Traditional Herbal Medicine Use Associated with Liver Fibrosis in Rural Rakai, Uganda

Infectious Diseases Institute, College of Health Sciences, Makerere University, Kampala, Uganda
PLoS ONE (Impact Factor: 3.53). 11/2012; 7(11):e41737. DOI: 10.1371/journal.pone.0041737
Source: PubMed

ABSTRACT Traditional herbal medicines are commonly used in sub-Saharan Africa and some herbs are known to be hepatotoxic. However little is known about the effect of herbal medicines on liver disease in sub-Saharan Africa.
500 HIV-infected participants in a rural HIV care program in Rakai, Uganda, were frequency matched to 500 HIV-uninfected participants. Participants were asked about traditional herbal medicine use and assessed for other potential risk factors for liver disease. All participants underwent transient elastography (FibroScan®) to quantify liver fibrosis. The association between herb use and significant liver fibrosis was measured with adjusted prevalence risk ratios (adjPRR) and 95% confidence intervals (CI) using modified Poisson multivariable logistic regression.
19 unique herbs from 13 plant families were used by 42/1000 of all participants, including 9/500 HIV-infected participants. The three most-used plant families were Asteraceae, Fabaceae, and Lamiaceae. Among all participants, use of any herb (adjPRR = 2.2, 95% CI 1.3-3.5, p = 0.002), herbs from the Asteraceae family (adjPRR = 5.0, 95% CI 2.9-8.7, p<0.001), and herbs from the Lamiaceae family (adjPRR = 3.4, 95% CI 1.2-9.2, p = 0.017) were associated with significant liver fibrosis. Among HIV infected participants, use of any herb (adjPRR = 2.3, 95% CI 1.0-5.0, p = 0.044) and use of herbs from the Asteraceae family (adjPRR = 5.0, 95% CI 1.7-14.7, p = 0.004) were associated with increased liver fibrosis.

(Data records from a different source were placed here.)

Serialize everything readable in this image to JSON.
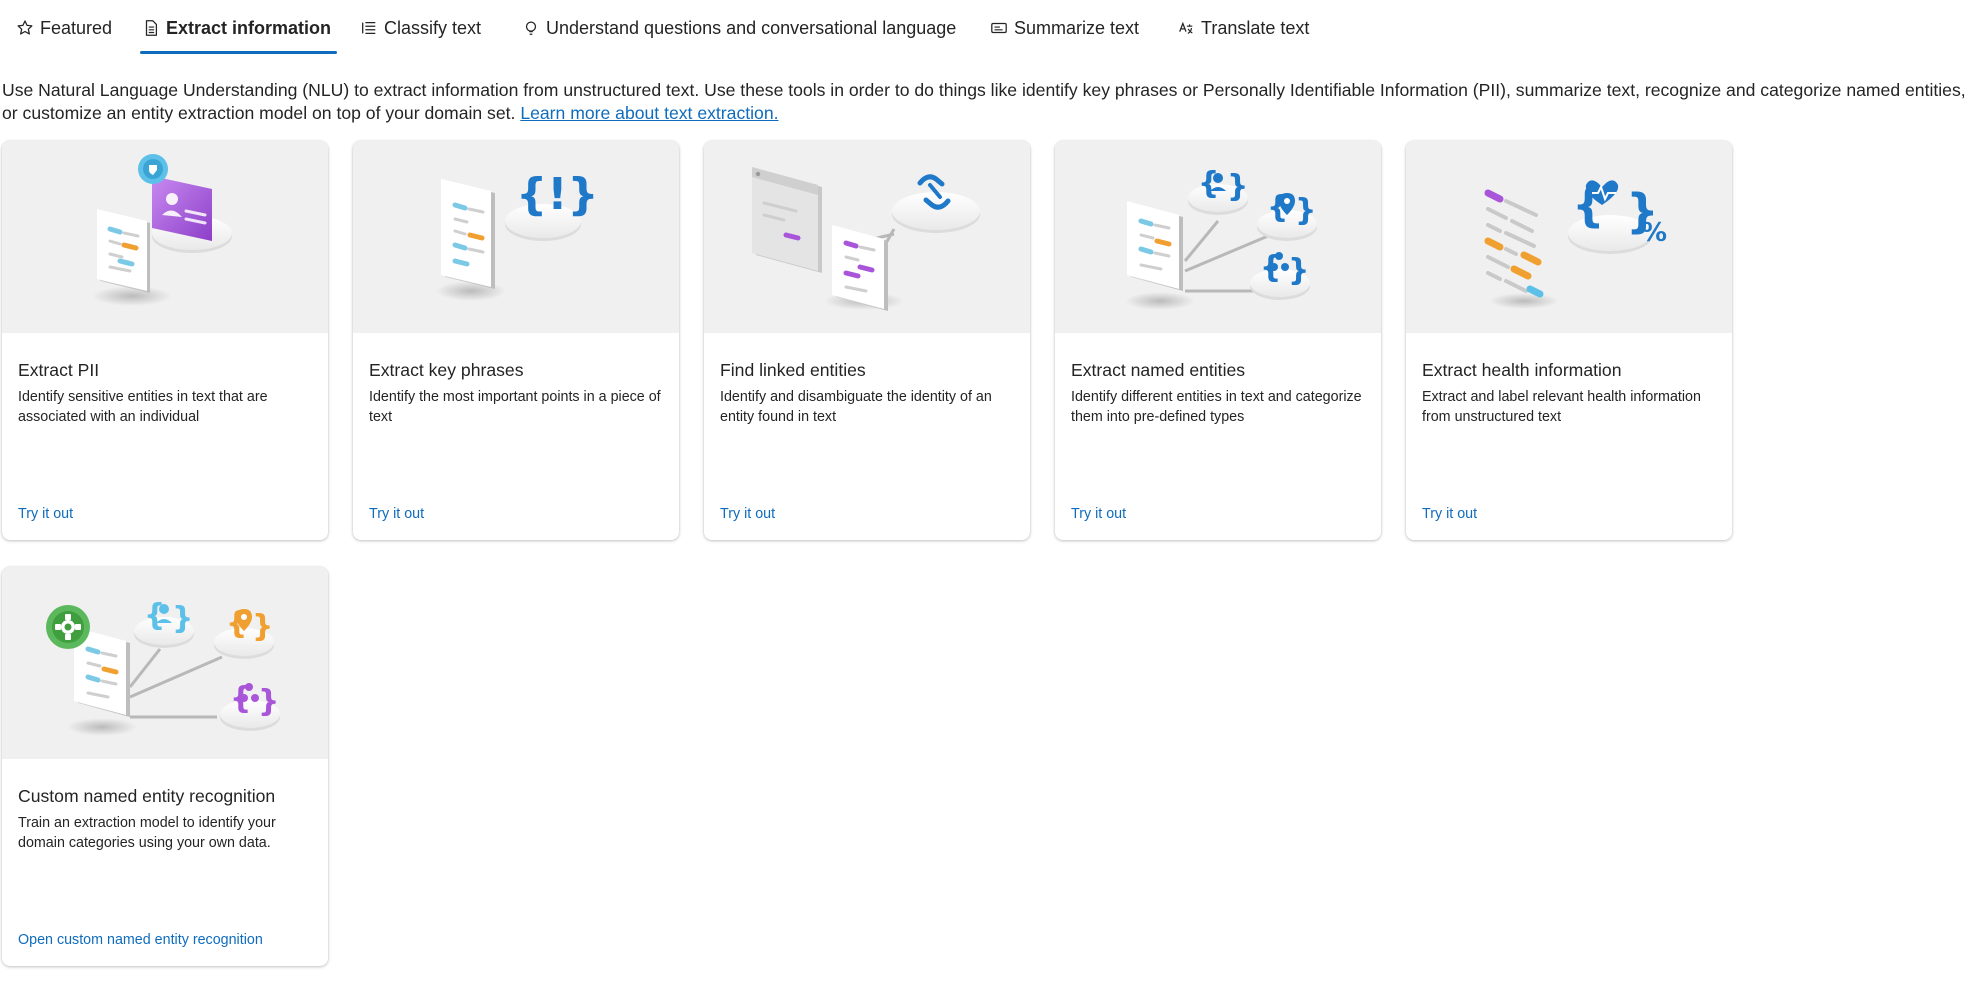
{
  "tabs": [
    {
      "label": "Featured",
      "icon": "star-icon"
    },
    {
      "label": "Extract information",
      "icon": "document-icon",
      "active": true
    },
    {
      "label": "Classify text",
      "icon": "list-icon"
    },
    {
      "label": "Understand questions and conversational language",
      "icon": "chat-bulb-icon"
    },
    {
      "label": "Summarize text",
      "icon": "summary-icon"
    },
    {
      "label": "Translate text",
      "icon": "translate-icon"
    }
  ],
  "intro": {
    "text": "Use Natural Language Understanding (NLU) to extract information from unstructured text. Use these tools in order to do things like identify key phrases or Personally Identifiable Information (PII), summarize text, recognize and categorize named entities, or customize an entity extraction model on top of your domain set.",
    "link": "Learn more about text extraction."
  },
  "cards": [
    {
      "title": "Extract PII",
      "description": "Identify sensitive entities in text that are associated with an individual",
      "link": "Try it out"
    },
    {
      "title": "Extract key phrases",
      "description": "Identify the most important points in a piece of text",
      "link": "Try it out"
    },
    {
      "title": "Find linked entities",
      "description": "Identify and disambiguate the identity of an entity found in text",
      "link": "Try it out"
    },
    {
      "title": "Extract named entities",
      "description": "Identify different entities in text and categorize them into pre-defined types",
      "link": "Try it out"
    },
    {
      "title": "Extract health information",
      "description": "Extract and label relevant health information from unstructured text",
      "link": "Try it out"
    },
    {
      "title": "Custom named entity recognition",
      "description": "Train an extraction model to identify your domain categories using your own data.",
      "link": "Open custom named entity recognition"
    }
  ],
  "colors": {
    "accent": "#0f6cbd",
    "card_art_bg": "#f0f0f0",
    "purple": "#a855d9",
    "orange": "#f0a030",
    "light_blue": "#5cc0e8",
    "green": "#5cb85c"
  }
}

Traditional herbal medicine use was independently associated with a substantial increase in significant liver fibrosis in both HIV-infected and HIV-uninfected study participants. Pharmacokinetic and prospective clinical studies are needed to inform herb safety recommendations in sub-Saharan Africa. Counseling about herb use should be part of routine health counseling and counseling of HIV-infected persons in Uganda.